When I am on the edge of something, I often feel a sense of disconnect from everything. With the sun seeming to rise and fall on the same day, every day can feel like a continuation of the last, ‘Groundhog Day.’
Except, unlike ‘Groundhog Day’, this isn’t a movie, this is my life. My one, precious life, for which I constantly find myself asking:
What am I doing with it?
Am I wasting time?
Nearing my twenty-third year, I feel like I should be doing more with my time.
‘Every second counts’ taken to the extreme, toxic productivity, the idea that we need to be constantly ‘doing’ in order to be worthy, is a rhetoric that constantly plagues my brain…

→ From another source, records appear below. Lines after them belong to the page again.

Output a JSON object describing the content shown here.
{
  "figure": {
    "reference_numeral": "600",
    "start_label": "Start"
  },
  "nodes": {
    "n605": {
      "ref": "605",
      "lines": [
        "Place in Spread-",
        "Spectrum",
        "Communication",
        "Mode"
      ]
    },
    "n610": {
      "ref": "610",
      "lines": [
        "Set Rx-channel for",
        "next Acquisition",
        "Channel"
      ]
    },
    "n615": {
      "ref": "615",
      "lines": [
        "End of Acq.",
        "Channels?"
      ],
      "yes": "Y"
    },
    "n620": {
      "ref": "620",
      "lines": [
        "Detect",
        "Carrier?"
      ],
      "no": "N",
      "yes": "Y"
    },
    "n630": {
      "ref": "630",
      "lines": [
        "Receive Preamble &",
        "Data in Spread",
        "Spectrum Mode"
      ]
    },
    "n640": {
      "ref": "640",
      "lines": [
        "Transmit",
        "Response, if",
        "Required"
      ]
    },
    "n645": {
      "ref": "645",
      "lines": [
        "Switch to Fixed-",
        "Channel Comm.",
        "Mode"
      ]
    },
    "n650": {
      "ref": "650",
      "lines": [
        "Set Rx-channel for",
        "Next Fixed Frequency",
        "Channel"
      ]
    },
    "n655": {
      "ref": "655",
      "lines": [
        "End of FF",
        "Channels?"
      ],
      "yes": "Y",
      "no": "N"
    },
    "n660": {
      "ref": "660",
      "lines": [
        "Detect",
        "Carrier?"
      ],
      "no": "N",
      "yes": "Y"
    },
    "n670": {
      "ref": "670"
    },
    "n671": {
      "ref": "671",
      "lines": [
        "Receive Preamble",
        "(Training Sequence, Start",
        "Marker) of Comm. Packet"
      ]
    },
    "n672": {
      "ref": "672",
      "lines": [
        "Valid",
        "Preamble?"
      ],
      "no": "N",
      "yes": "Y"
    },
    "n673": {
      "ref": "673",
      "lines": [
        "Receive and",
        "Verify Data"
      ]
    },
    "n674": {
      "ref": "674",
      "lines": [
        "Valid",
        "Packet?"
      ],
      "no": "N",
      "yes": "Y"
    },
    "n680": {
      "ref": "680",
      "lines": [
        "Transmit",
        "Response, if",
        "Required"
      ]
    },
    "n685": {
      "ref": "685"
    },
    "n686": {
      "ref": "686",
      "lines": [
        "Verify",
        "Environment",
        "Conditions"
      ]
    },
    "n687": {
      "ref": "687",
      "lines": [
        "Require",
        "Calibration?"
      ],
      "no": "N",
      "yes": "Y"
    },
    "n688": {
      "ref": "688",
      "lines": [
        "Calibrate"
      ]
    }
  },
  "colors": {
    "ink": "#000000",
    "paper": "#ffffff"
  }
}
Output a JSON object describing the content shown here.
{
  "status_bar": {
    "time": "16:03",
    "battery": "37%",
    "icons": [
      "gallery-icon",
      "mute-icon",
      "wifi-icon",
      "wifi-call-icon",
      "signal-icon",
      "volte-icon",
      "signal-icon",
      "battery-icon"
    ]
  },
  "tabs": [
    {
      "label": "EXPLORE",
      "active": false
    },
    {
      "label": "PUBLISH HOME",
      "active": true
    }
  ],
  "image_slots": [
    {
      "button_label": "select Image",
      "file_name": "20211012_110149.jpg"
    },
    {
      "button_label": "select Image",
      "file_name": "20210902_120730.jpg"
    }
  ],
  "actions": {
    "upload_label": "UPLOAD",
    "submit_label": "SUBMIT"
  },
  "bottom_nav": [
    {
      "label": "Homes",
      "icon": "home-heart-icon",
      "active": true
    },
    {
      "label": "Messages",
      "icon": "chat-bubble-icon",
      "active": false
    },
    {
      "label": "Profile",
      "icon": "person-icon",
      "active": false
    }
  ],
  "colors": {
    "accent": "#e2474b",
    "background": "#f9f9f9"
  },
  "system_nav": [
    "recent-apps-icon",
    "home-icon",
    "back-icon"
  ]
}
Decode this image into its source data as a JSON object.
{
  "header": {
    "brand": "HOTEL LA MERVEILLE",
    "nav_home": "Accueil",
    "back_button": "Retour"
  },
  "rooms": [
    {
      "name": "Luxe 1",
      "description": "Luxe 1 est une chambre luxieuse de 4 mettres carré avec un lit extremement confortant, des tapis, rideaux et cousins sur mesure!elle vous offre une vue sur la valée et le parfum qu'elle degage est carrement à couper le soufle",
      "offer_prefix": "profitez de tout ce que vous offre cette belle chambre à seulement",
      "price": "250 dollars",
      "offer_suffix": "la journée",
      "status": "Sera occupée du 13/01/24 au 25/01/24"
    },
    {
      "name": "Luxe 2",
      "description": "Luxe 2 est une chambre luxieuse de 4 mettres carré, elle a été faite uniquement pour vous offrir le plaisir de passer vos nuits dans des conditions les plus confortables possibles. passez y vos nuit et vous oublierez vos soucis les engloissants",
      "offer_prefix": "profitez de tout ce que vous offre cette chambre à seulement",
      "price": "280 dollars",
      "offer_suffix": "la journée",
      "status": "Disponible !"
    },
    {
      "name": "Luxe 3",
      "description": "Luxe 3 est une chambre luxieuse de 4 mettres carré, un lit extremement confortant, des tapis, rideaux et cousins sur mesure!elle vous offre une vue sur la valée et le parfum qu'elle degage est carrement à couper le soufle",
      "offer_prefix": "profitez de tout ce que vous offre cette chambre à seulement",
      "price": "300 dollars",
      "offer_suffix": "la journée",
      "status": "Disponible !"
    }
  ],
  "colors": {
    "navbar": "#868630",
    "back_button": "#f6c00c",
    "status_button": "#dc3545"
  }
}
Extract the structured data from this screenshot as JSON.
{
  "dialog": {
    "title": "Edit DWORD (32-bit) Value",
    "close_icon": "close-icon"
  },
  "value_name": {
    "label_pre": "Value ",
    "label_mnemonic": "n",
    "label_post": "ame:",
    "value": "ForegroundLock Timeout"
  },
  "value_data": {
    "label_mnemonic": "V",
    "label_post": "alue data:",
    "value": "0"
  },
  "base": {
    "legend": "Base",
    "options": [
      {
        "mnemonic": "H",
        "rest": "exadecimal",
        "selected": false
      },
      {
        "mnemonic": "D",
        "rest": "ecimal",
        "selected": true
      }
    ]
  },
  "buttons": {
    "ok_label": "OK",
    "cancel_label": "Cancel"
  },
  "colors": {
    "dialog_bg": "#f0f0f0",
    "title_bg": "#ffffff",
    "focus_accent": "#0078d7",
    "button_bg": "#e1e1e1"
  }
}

When, by the age of 23, my mum was married with a kid, soon to have a second one, yet that ‘second one’ (me) is still living at home, still working out how to answer the question of, ‘So, what do you do?’, I constantly feel like I’m ‘behind’ in life…
Where does this belief come from?
Our belief that we should be doing more is a product of capitalism, where productivity, by definition, is:
Productivity and our need for it is therefore man-made (i.e., unnatural/not how nature intended us to live)…
We were not born to work. We were born to live. We only have to look around at nature to see what ‘living’ is (& you might be surprised by the slowness of it)…
As in our name, human BEings, we are not supposed to be constantly ‘doing’. In fact, sometimes the healthiest thing that we can do is to just…
stop.
Pause.
Acknowledging how, where everything and everyone has a path to follow in life, we are all on the right path, simply by virtue of being alive.
We are all worthy of the good that life has to offer simply (or rather, miraculously when the chances of any of us being here are just one in 400 trillion) because we are alive, full stop…
How can we get over our need to be constantly ‘doing?’
Give yourself time to experience life in the present/to be mindful of the world around you.
Instead of constantly rushing to and from places, slow down and look around.
On your commute home from work, log out of your emails, put your phone in your pocket, and just be in the present.
Being intentional about your time in nature, going for a walk where walking is the only goal, where you’re not walking to get something or to do something, you’re just going for a walk, putting one foot in front of the other and taking in your surroundings, can serve to remind us of just how beautiful the world is…
The sound of birdsong in spring, when the air smells like summer, the beauty of nature in all its simplicity:
Our right to experience life in all its beauty is unrelated to how ‘productive’ we have been.
And so, when I get the all too familiar ‘tugging’ feeling in my chest of, ‘You should be doing more’, I remind myself of this simplicity, for which nature holds all the answers, if only we pause long enough to listen, and stop long enough to see.